Un personnage qui veut bien suivre le Christ,
sur son chemin d’humilité, de service,
et un autre qui convoite par derrière la première place,
l’honneur, la richesse et la puissance.
« Malheureux homme que je suis – s’écriait saint Paul – (Rm 7,24),
le bien que je veux, je ne le fais pas
et le mal que je ne veux pas, je le fais » (cf. v. 19).

Mais d’abord suis-je vraiment convaincu que c’est mal,
ou du moins que cela ne me fait pas de bien ?
Avoir la première place ! Allons donc !
Cela me permet d’avoir de l’influence,
de recevoir beaucoup d’avantages, d’être admiré.
Alors je vais prêcher l’humilité à la suite de Jésus crucifié,
mais je vais aussi jouer des coudes
et donner de la voix pour passer devant nom frère, ma sœur
pour avoir cette place qui, selon moi, me revient
et que, d’après moi, je mérite bien plus que lui, qu’elle !

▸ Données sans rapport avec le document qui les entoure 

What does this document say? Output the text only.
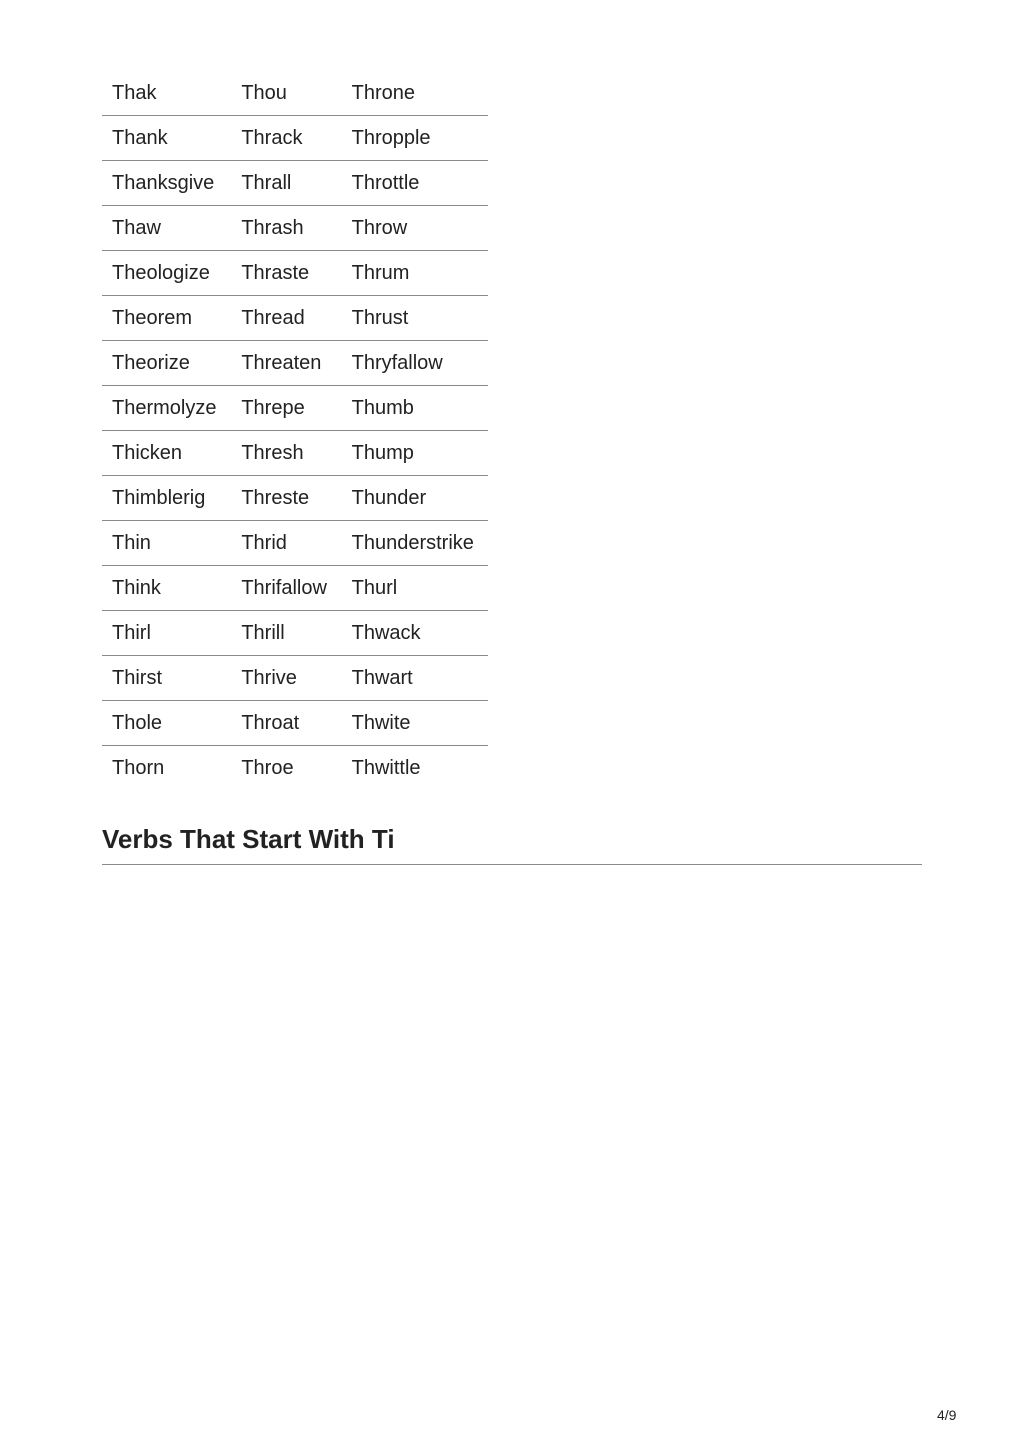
Thak	Thou	Throne
Thank	Thrack	Thropple
Thanksgive	Thrall	Throttle
Thaw	Thrash	Throw
Theologize	Thraste	Thrum
Theorem	Thread	Thrust
Theorize	Threaten	Thryfallow
Thermolyze	Threpe	Thumb
Thicken	Thresh	Thump
Thimblerig	Threste	Thunder
Thin	Thrid	Thunderstrike
Think	Thrifallow	Thurl
Thirl	Thrill	Thwack
Thirst	Thrive	Thwart
Thole	Throat	Thwite
Thorn	Throe	Thwittle
Verbs That Start With Ti
4/9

Je ne vois pas qu’en marchant sur mon frère, ma sœur,
pour être plus grand que lui, qu’elle,
je prépare mon frère/ma sœur
à marcher à son tour sur moi
pour être à son tour plus grand que moi…

Face à cela, Jésus propose un remède radical :
« Si quelqu’un veut être le premier,
qu’il soit le dernier de tous et le serviteur de tous » (Mc 9,35).
Si je suis le dernier et le serviteur de tous,
les autres ne chercheront plus à m’abaisser,
mais serai-je élevé pour autant ?

Quand Jésus annonce à ses disciples sa Passion,
son abaissement extrême,
ils ne comprennent pas, ils ont peur de l’interroger.
Ils ne sont pas encore prêts
à embarquer avec Jésus sur ce chemin.
Alors ils se mettent à discuter entre eux
pour savoir qui est le plus grand.
Ils essaient d’échapper à ce chemin d’humilité
que Jésus leur propose.
Ils oublient cependant que si Jésus a annoncé qu’Il serait tué,
II a aussi annoncé que le troisième jour, Il ressusciterait.

Donc, n’ayons pas peur !
Si nous prenons la dernière place à cause de Jésus,
nous ne perdrons pas la première place
que Lui nous a préparée.

La dernière place !
Il ne s’agit pas non plus de la rechercher pour elle-même.
Le bienheureux Charles de Foucault disait
que de toute façon, Jésus a tellement pris la dernière place,
que nul ne pourra jamais la Lui ravir.

Souvenons-nous de Pierre,
qui avait juré de donner sa vie pour Jésus
et qui s’est retrouvé à le renier.
Il ne s’agit pas d’être présomptueux.
Il est une façon orgueilleuse
de chercher à s’humilier devant les autres.
Le juste dont parle le livre de la Sagesse
et qui est persécuté par ceux qui méditent le mal
– étonnante annonce de la figure de Jésus Lui-même,
un siècle avant – ce juste donc, ne cherche pas la persécution.
Il vit dans la justice, la droiture, selon sa conscience.
Et il se trouve bien des personnes autour de lui
qui ne supportent pas sa conduite.
En refusant de désobéir à la loi de Dieu,
le juste consent à se retrouver pour un temps
à la dernière place en étant humilié
par ceux qui prennent plaisir à désobéir à la loi de Dieu.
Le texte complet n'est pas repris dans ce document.